I’m running PostgreSQL 9.5.4 on a virtual machine for production purposes. It
runs Ubuntu 16.04.1 LTS 64bit, 32GB RAM, 461GB disk space and 4 x logical CPUs.
Postgres executes the following activities:
- many INSERTS for ETL
- a lot of read and write operations for the main OLTP application
The ETL job is still under development, so I’m launching several sequential
“tries” in order to get the whole thing working. The ETL procedure consists of
a lot of inserts packed inside transactions. At the moment each transaction
consists of 100k inserts, so for a 90mln rows table I get 90mln inserts packed
in 900 transactions. I know it’s not the best, but JDBC drivers combined with
Pentaho doesn’t seem to pack more inserts into one, so I get a lot of overhead.
I can see INSERT, BIND and PARSE called for each insert.. I think it’s Pentaho
which embeds the INSERT in a parametric query.. I hate Pentaho.. anyway..
The ETL procedure does the following:
1) DROP SCHEMA IF EXISTS data_schema CASCADE;
2) creates the “data_schema” schema and populates it with tables and rows using
INSERTs as described before;
3) if an error occurs, drop the schema
I’m repeating the previous steps many times because of some Pentaho errors
which the team is working on in order to get it working. This stresses the WAL
because the interruption of the process interrupts the current transaction and
is followed by a DROP SCHEMA .. CASCADE.
After few days since we began debugging the ETL elaboration, the disk filled up
and the last ETL job was automatically aborted. Note that the DB data directory
is located on the same root disk at /var/lib/postgresql/9.5/main
What shocked me was that the data directory of Postgres was just 815MB in size
($ du -h /var/lib/postgresql/9.5/main ) and pg_xlog was 705MB, but the entire
disk was full ("df -h" returned a disk usage of 100%).
I looked for any postgres activity and only noticed a checkpoint writer process
that was writing at low speeds (IO usage was about 5%).
Also, "SELECT * FROM pg_stat_activity" returned nothing and the most shocking
part was that the "du -h /“ command returned 56GB as the total size of files
stored on the whole disk!!! The same was for “du -ha /“, which returns the
apparent size.
The total disk size is 461GB, so how is it possible that “df -h” resulted in
461GB occupied while “du -h /“ returned just 56GB?
After executing:
$ service postgresql stop
$ service postgresql start
the disk was freed and “df -h” returned a usage of just 16%!
The other questions are:
- how can I prevent the disk from filling up?
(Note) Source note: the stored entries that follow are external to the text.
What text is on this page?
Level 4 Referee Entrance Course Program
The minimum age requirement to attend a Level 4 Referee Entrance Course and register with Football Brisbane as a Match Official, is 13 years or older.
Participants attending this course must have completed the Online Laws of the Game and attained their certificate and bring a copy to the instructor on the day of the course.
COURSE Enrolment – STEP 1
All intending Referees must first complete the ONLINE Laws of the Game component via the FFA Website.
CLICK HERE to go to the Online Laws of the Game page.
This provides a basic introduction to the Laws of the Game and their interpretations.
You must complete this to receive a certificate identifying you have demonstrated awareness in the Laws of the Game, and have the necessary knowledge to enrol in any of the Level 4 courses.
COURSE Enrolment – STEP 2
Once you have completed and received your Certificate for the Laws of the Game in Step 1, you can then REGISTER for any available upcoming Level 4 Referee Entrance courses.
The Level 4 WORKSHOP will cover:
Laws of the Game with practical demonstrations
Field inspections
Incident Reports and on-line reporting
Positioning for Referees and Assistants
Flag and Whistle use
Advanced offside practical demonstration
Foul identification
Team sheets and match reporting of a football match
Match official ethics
I’m using the default
configuration for the WAL (1GB max size).
- how can I tune Postgres to speed up the INSERTs?
The actual configuration is the following:
listen_addresses = 'localhost'
max_connections = 32
shared_buffers = 16GB
work_mem = 128MB
maintenance_work_mem = 512MB
effective_io_concurrency = 10
checkpoint_completion_target = 0.9
cpu_tuple_cost = 0.02
cpu_index_tuple_cost = 0.01
cpu_operator_cost = 0.005
effective_cache_size = 24GB
default_statistics_target = 1000
May be that some of these parameters causes this strange behavior?
checkpoint_completion_target?
Thanks to everyone for the support.
Best regards,
Pietro Pugni